貴族風の男は辺りを見回して、溜め息をひとつ吐き、ゆっくりと歩みを進めていく。
周りは木だらけで薄暗く、鬱蒼とした森の雰囲気を醸し出していた。
そうして10mほど進んだだろうか、突如複数の魔物の気配が辺りを覆った。
自分の今隠れている場所は、貴族風の男の後ろの茂み、木の下だが、その木からも魔物の気配がする。
風によって運ばれてくる獣と血の臭いは、旅人と貴族風の男の鼻に突き刺すような刺激を与えた。
「随分と手厚い歓迎だな。呼び出しておいてこれとは。」
不意に貴族風の男が口を開いた。
どうやらこの展開を予測していたらしい。だが、予測していたならば何故、細身のレイピア一本で呼びつけられたこの場所まで来たのか。旅人はそれがひっかかった。
その思考の最中、三匹の狼型の魔物が貴族風の男に襲いかかる。
一瞬、最悪の展開を考えたが、その前に、旅人の体は、もう、男を助けようと体が動いていた。
ザシュッ、ドサッ、ギィンッ。
シュットッ、ドサッ。
横薙ぎに男の後ろ、つまり自分のいた場所にあった木の上から飛び込んできた狼を払い除け、右から来たもう一匹の牙を購入したばかりの剣で弾いた。
男の方は自分から見た右―――つまり、旅人から見た左から来た魔物の心臓部をそのレイピアで一突きにした。

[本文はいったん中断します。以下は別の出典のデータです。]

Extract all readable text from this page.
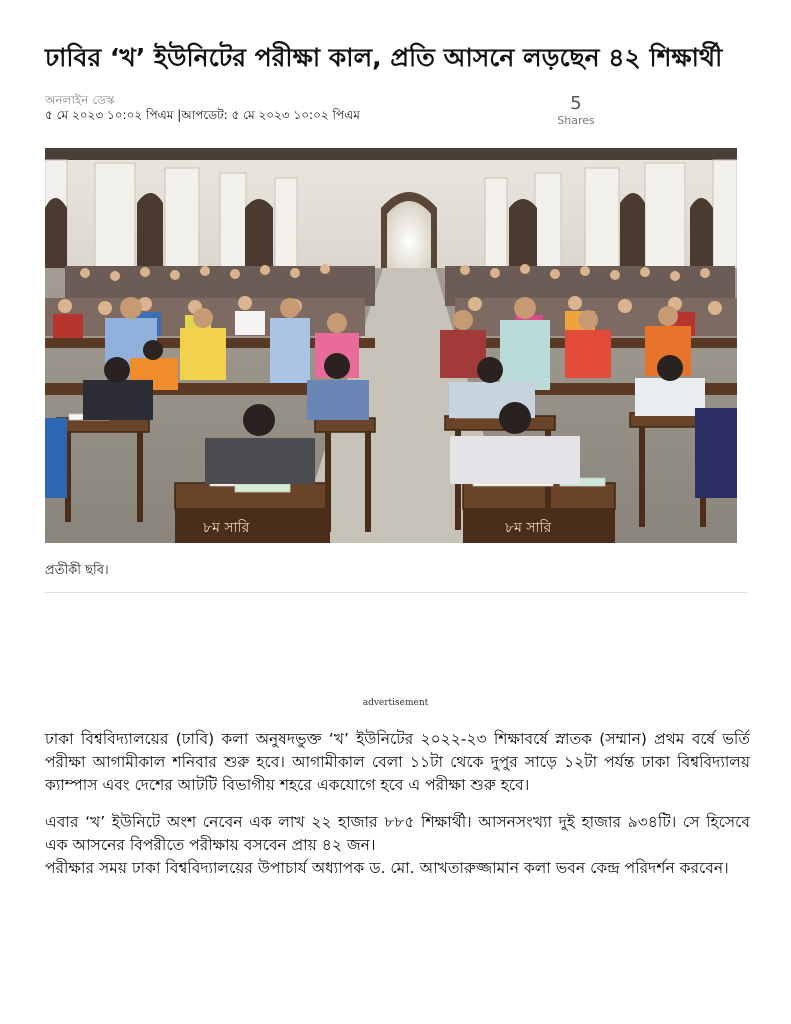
ঢাবির ‘খ’ ইউনিটের পরীক্ষা কাল, প্রতি আসনে লড়ছেন ৪২ শিক্ষার্থী
অনলাইন ডেস্ক
৫ মে ২০২৩ ১০:০২ পিএম |আপডেট: ৫ মে ২০২৩ ১০:০২ পিএম
5
Shares
৮ম সারি	৮ম সারি
প্রতীকী ছবি।
advertisement

ঢাকা বিশ্ববিদ্যালয়ের (ঢাবি) কলা অনুষদভুক্ত ‘খ’ ইউনিটের ২০২২-২৩ শিক্ষাবর্ষে স্নাতক (সম্মান) প্রথম বর্ষে ভর্তি পরীক্ষা আগামীকাল শনিবার শুরু হবে। আগামীকাল বেলা ১১টা থেকে দুপুর সাড়ে ১২টা পর্যন্ত ঢাকা বিশ্ববিদ্যালয় ক্যাম্পাস এবং দেশের আটটি বিভাগীয় শহরে একযোগে হবে এ পরীক্ষা শুরু হবে।

এবার ‘খ’ ইউনিটে অংশ নেবেন এক লাখ ২২ হাজার ৮৮৫ শিক্ষার্থী। আসনসংখ্যা দুই হাজার ৯৩৪টি। সে হিসেবে এক আসনের বিপরীতে পরীক্ষায় বসবেন প্রায় ৪২ জন।

পরীক্ষার সময় ঢাকা বিশ্ববিদ্যালয়ের উপাচার্য অধ্যাপক ড. মো. আখতারুজ্জামান কলা ভবন কেন্দ্র পরিদর্শন করবেন।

お互い信頼しているわけでもないのに、自然と二人は背中合わせの体制を取った。
今この状況で片方がもう片方を裏切れば、死は必至だからである。
お互いに裏切るなと牽制しあっているのだ。
そのまま旅人と男は、自分達を取り囲む魔物の気配を読み、数を探った。
「お前、剣術はできる方か?」
「お前じゃない、カッドだ。貴族流のものを少し。」
「なら問題ない。真っ直ぐ街の中へ入る扉へ入るぞ。」
その合図を幕開けに、二人の男は、それぞれの武器を構え、前を見据えた。